The collaboration, which Davis dubbed “B-Fed,” comes after two people were fatally shot in Baltimore in the first two days of August, on top of the dozens of killings that took place in the city in July.
Steve Gomez, who worked for the FBI as part of a joint task force with the Los Angeles Police Department when it launched a collaboration in the wake of the riots that followed the beating of Rodney King, said that that was “very similar to what is occurring in Baltimore.”
Gomez, now a consultant for ABC News, said Baltimore police “clearly need assistance from various agencies and now they’re going to get it.”
“Obviously, they’re overwhelmed,” he added.
Rioting in Baltimore took place after the funeral service of Freddie Gray in late April, who died from injuries he suffered while in police custody.
“It’s a snowball effect from the time that the riots began moving forward … Violence begets violence and the criminals are feeling empowered to commit more crime,” Gomez said.

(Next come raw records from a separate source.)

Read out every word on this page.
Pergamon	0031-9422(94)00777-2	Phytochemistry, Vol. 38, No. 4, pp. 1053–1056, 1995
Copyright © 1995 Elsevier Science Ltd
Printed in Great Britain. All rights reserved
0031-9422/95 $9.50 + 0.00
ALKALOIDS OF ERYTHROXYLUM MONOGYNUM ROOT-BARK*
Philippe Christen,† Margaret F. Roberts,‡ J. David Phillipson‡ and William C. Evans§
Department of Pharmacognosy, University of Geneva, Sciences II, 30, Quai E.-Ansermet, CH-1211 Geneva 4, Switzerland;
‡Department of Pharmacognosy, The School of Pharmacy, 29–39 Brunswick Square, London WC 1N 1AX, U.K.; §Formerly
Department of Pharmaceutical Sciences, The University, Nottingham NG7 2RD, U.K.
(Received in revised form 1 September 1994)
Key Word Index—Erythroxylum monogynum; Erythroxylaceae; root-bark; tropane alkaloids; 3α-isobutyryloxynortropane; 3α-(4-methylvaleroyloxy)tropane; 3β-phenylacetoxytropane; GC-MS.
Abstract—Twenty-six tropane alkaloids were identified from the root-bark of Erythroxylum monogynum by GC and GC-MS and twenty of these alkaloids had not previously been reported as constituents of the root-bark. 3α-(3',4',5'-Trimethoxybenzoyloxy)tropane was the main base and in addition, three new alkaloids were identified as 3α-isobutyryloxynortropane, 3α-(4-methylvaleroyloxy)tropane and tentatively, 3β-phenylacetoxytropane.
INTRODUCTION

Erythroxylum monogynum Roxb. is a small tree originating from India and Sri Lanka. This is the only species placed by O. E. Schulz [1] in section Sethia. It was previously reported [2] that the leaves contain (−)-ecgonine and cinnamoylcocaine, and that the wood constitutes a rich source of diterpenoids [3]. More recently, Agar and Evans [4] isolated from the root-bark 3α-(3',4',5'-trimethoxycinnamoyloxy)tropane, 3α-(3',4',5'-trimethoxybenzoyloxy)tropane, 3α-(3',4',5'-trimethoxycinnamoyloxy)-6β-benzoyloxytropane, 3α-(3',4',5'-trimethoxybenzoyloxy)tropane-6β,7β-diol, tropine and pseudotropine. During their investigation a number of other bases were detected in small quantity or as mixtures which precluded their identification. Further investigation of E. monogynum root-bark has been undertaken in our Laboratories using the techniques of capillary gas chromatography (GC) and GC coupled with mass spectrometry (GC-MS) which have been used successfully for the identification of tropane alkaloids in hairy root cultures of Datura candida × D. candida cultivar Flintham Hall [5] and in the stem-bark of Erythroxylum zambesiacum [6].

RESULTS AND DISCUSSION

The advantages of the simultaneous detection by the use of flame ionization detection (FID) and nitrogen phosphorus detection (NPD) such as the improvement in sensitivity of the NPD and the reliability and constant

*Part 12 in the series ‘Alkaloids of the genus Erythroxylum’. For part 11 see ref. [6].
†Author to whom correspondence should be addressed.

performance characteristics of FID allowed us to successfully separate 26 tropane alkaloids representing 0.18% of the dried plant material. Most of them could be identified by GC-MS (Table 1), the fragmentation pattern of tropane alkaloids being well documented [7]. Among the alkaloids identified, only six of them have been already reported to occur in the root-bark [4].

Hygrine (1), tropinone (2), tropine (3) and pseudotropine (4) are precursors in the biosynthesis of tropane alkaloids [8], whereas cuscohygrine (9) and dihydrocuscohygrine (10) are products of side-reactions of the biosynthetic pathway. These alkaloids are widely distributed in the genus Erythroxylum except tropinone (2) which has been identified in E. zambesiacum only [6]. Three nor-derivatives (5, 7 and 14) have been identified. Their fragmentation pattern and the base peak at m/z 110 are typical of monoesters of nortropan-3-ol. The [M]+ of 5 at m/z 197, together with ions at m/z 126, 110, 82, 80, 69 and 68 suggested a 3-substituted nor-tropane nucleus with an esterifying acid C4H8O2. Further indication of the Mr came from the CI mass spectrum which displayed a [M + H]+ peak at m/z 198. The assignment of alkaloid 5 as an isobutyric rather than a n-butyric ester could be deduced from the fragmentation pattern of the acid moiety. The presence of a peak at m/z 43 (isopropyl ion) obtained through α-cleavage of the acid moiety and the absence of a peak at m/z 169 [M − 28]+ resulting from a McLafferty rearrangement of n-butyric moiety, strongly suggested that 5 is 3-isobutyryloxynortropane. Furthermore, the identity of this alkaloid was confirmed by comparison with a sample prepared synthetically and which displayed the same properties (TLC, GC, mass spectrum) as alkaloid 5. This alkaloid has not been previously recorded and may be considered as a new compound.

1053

One of the benefits of calling in the federal agents, Gomez said, was that in addition to using the extra resources available at the federal level, they will be able to take on more cases that may have been passed over if the extra staff weren’t on hand.
“They’ll authorize the federal agencies … basically to investigate and take in cases that normally may not meet the prosecuting threshold and that’s because of the rise in violence and the federal government along with the state of Maryland are reprioritizing and committing their agencies to take on cases that will help deal with the rise in violence in Baltimore,” he said.